Benny asks around and finds out that his girlfriend (Vega) once had Garcia as a customer when she was a prostitute. Benny strikes a deal with the businessmen. He has four days to bring back Garcia’s head or they will come after him. So, Benny and his girl go on the road with two thugs in a beat-up station wagon tailing them. They travel through some of the most dirt-poor parts of Mexico that you will not find in a tourist brochure any time soon. Benny becomes obsessed, not with the money but with Garcia and why his head is so valuable. He sees it as a ticket that will lead him to this answer.
Once they find Garcia’s body, their lives get a lot more bloody and violent as the film shifts gears into a balls-to-the-wall revenge picture. Benny’s descent into murder-fueled madness is something to see. He starts talking to Garcia’s severed head. He looks in the mirror and sees a completely different man looking back at him then who he was when this all began.
Peckinpah takes the time to show the relationship between Benny and his girl—the intimate familiarity. It is almost like they are out for a picnic and not looking for a dead man. They have their dream of one day getting married. It makes us care about what happens to them. It lays the groundwork for Benny’s transformation into hardened killer.
Warren Oates was one of the most underrated actors in the ‘70s. He left behind an impressive body of work, much of the best with Peckinpah. He looks the part, with his cheap, white suit, gaudy shirt and loud tie, complete with large sunglasses—based on Peckinpah’s actual attire at the time. Oates always looks disheveled and world-weary—a life of hard-living. He has a natural, tough guy presence that you just don’t see anymore. He has a cool, don’t-mess-with-me attitude. And no one can quite curse angrily as convincingly as Oates does. At one point, he tells two bikers (one played by Kris Kristofferson) who are about to rape his girlfriend, “You two guys are definitely on my shit list.” You don’t really like Benny but you grow to respect him and his obsessive desire for the truth.

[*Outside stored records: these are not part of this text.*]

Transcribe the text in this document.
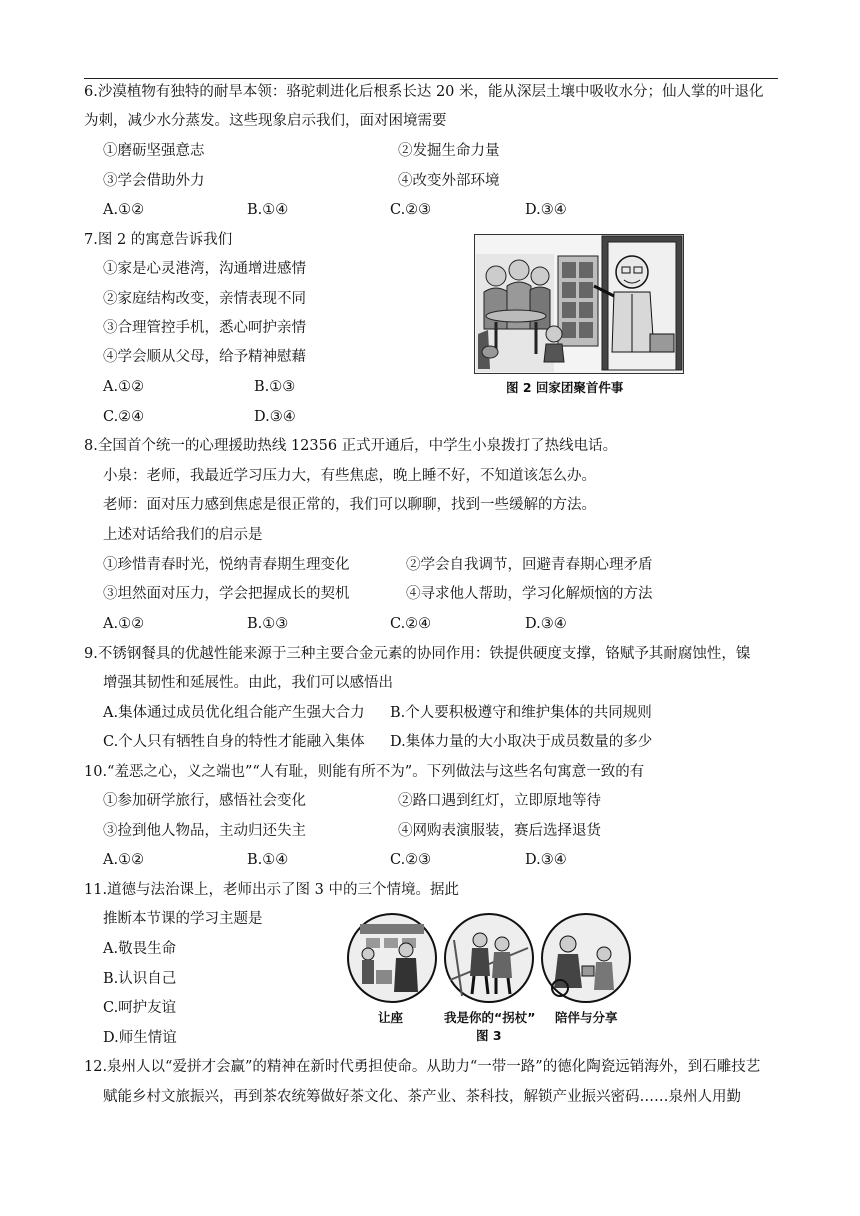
6.沙漠植物有独特的耐旱本领：骆驼刺进化后根系长达 20 米，能从深层土壤中吸收水分；仙人掌的叶退化
为刺，减少水分蒸发。这些现象启示我们，面对困境需要
①磨砺坚强意志	②发掘生命力量
③学会借助外力	④改变外部环境
A.①②	B.①④	C.②③	D.③④
7.图 2 的寓意告诉我们
①家是心灵港湾，沟通增进感情
②家庭结构改变，亲情表现不同
③合理管控手机，悉心呵护亲情
④学会顺从父母，给予精神慰藉
A.①②	B.①③
C.②④	D.③④
图 2 回家团聚首件事
8.全国首个统一的心理援助热线 12356 正式开通后，中学生小泉拨打了热线电话。
小泉：老师，我最近学习压力大，有些焦虑，晚上睡不好，不知道该怎么办。
老师：面对压力感到焦虑是很正常的，我们可以聊聊，找到一些缓解的方法。
上述对话给我们的启示是
①珍惜青春时光，悦纳青春期生理变化	②学会自我调节，回避青春期心理矛盾
③坦然面对压力，学会把握成长的契机	④寻求他人帮助，学习化解烦恼的方法
A.①②	B.①③	C.②④	D.③④
9.不锈钢餐具的优越性能来源于三种主要合金元素的协同作用：铁提供硬度支撑，铬赋予其耐腐蚀性，镍
增强其韧性和延展性。由此，我们可以感悟出
A.集体通过成员优化组合能产生强大合力 B.个人要积极遵守和维护集体的共同规则
C.个人只有牺牲自身的特性才能融入集体 D.集体力量的大小取决于成员数量的多少
10.“羞恶之心，义之端也”“人有耻，则能有所不为”。下列做法与这些名句寓意一致的有
①参加研学旅行，感悟社会变化	②路口遇到红灯，立即原地等待
③捡到他人物品，主动归还失主	④网购表演服装，赛后选择退货
A.①②	B.①④	C.②③	D.③④
11.道德与法治课上，老师出示了图 3 中的三个情境。据此
推断本节课的学习主题是
A.敬畏生命
B.认识自己
C.呵护友谊
D.师生情谊
让座	我是你的“拐杖” 陪伴与分享
图 3
12.泉州人以“爱拼才会赢”的精神在新时代勇担使命。从助力“一带一路”的德化陶瓷远销海外，到石雕技艺
赋能乡村文旅振兴，再到茶农统筹做好茶文化、茶产业、茶科技，解锁产业振兴密码……泉州人用勤
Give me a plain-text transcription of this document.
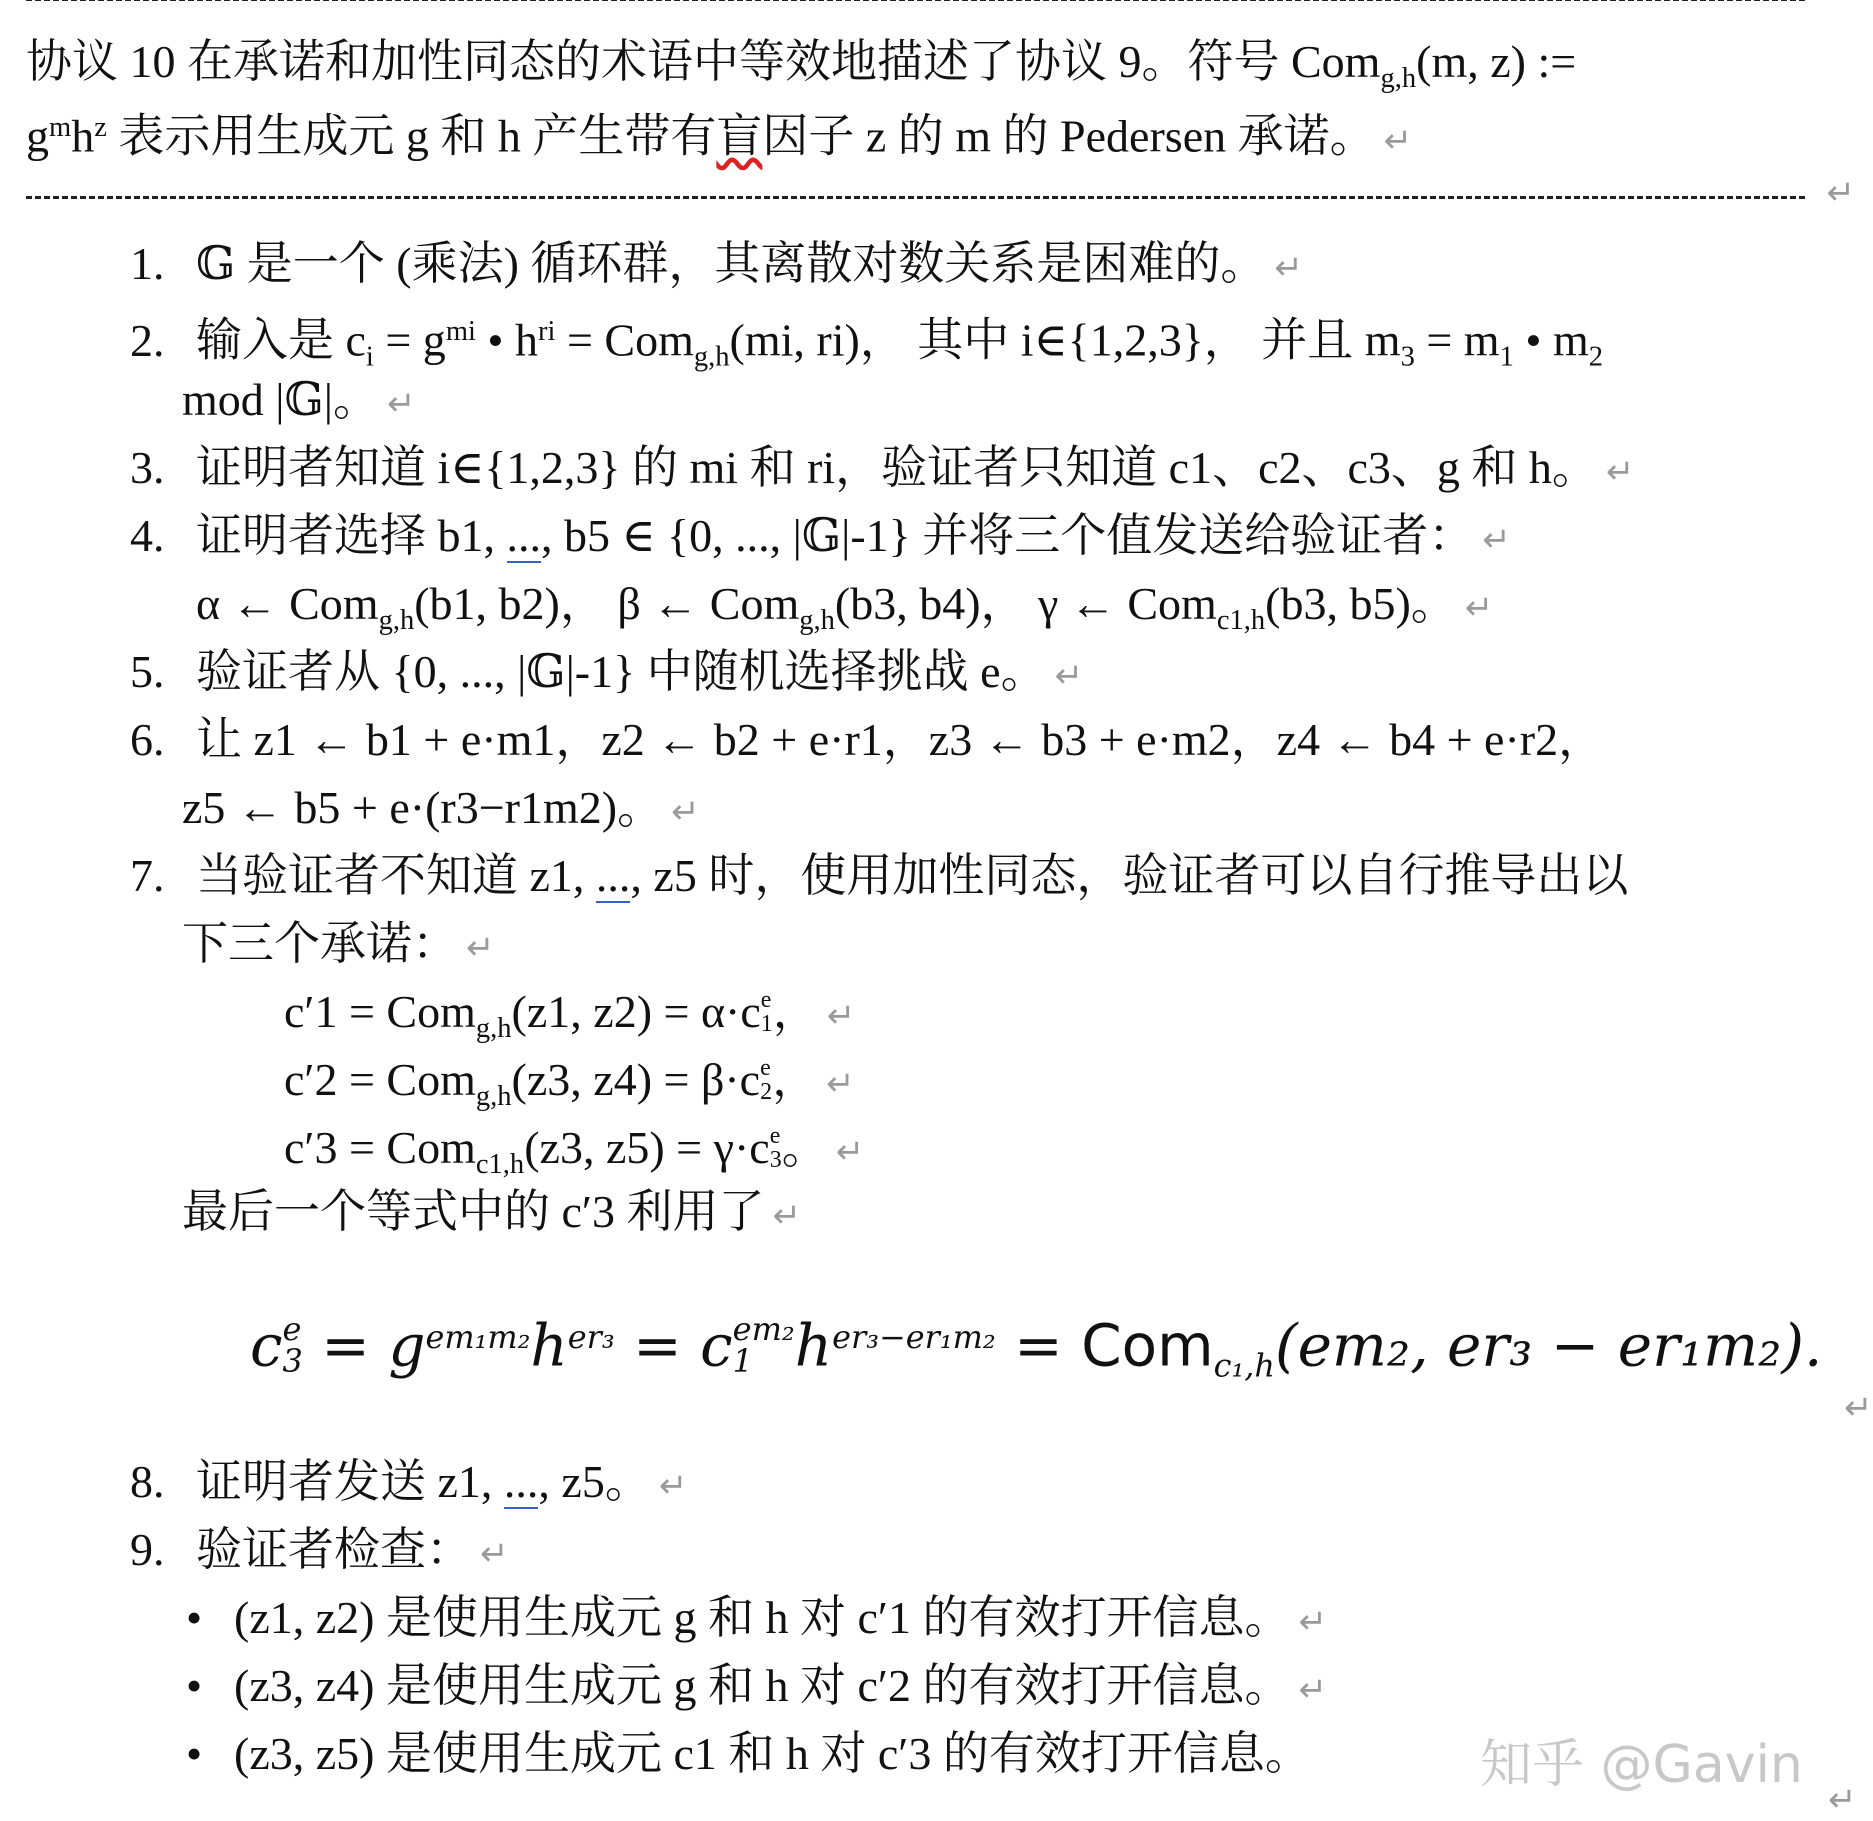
协议 10 在承诺和加性同态的术语中等效地描述了协议 9。符号 Com$_{g,h}$(m, z) :=
$g^mh^z$ 表示用生成元 g 和 h 产生带有盲因子 z 的 m 的 Pedersen 承诺。 ↵
↵
1. 𝔾 是一个 (乘法) 循环群，其离散对数关系是困难的。 ↵
2. 输入是 $c_i = g^{mi}$ • $h^{ri} = Com_{g,h}(mi$, ri)， 其中 i∈{1,2,3}， 并且 $m_3 = m_1$ • $m_2$
mod |𝔾|。 ↵
3. 证明者知道 i∈{1,2,3} 的 mi 和 ri，验证者只知道 c1、c2、c3、g 和 h。 ↵
4. 证明者选择 b1, ..., b5 ∈ {0, ..., |𝔾|-1} 并将三个值发送给验证者： ↵
α ← Com$_{g,h}$(b1, b2)， β ← Com$_{g,h}$(b3, b4)， γ ← Com$_{c1,h}$(b3, b5)。 ↵
5. 验证者从 {0, ..., |𝔾|-1} 中随机选择挑战 e。 ↵
6. 让 z1 ← b1 + e·m1，z2 ← b2 + e·r1，z3 ← b3 + e·m2，z4 ← b4 + e·r2，
z5 ← b5 + e·(r3−r1m2)。 ↵
7. 当验证者不知道 z1, ..., z5 时，使用加性同态，验证者可以自行推导出以
下三个承诺： ↵
c′1 = Com$_{g,h}$(z1, z2) = α·c e
1 ， ↵
c′2 = Com$_{g,h}$(z3, z4) = β·c e
2 ， ↵
c′3 = Com$_{c1,h}$(z3, z5) = γ·c e
3 。 ↵
最后一个等式中的 c′3 利用了 ↵
c e
$3 = g^{em_1m_2}h^{er_3} = c$ em₂
1 $h^{er_3-er_1m_2} = Com_{c_1,h}(em_2$, er₃ − er₁m₂).
↵
8. 证明者发送 z1, ..., z5。 ↵
9. 验证者检查： ↵
• (z1, z2) 是使用生成元 g 和 h 对 c′1 的有效打开信息。 ↵
• (z3, z4) 是使用生成元 g 和 h 对 c′2 的有效打开信息。 ↵
• (z3, z5) 是使用生成元 c1 和 h 对 c′3 的有效打开信息。
↵
知乎 @Gavin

Bring Me the Head of Alfredo Garcia is a ferocious crime film that has been imitated (recently with Man on Fire) but never equaled. No amount of visual and stylistic flourishes can compare with Peckinpah’s sparse, no-nonsense approach.
There is an audio commentary by Peckinpah scholars Paul Seydor, Garner Simmons and David Weddle with moderator Nick Redman. They declare the film to be Peckinpah’s most personal and one “he made no apologies for.” It was seen as his statement on authority and meddling studios that tried to ruin his cinematic vision time and time again. All three men are authors of Peckinpah books and speak quite knowledgeably about the director’s life, his career and thematic pre-occupations among many other things. This is an extremely informative track that more than makes up for the lack of any other extras, such as a retrospective documentary.
Also included is a theatrical trailer.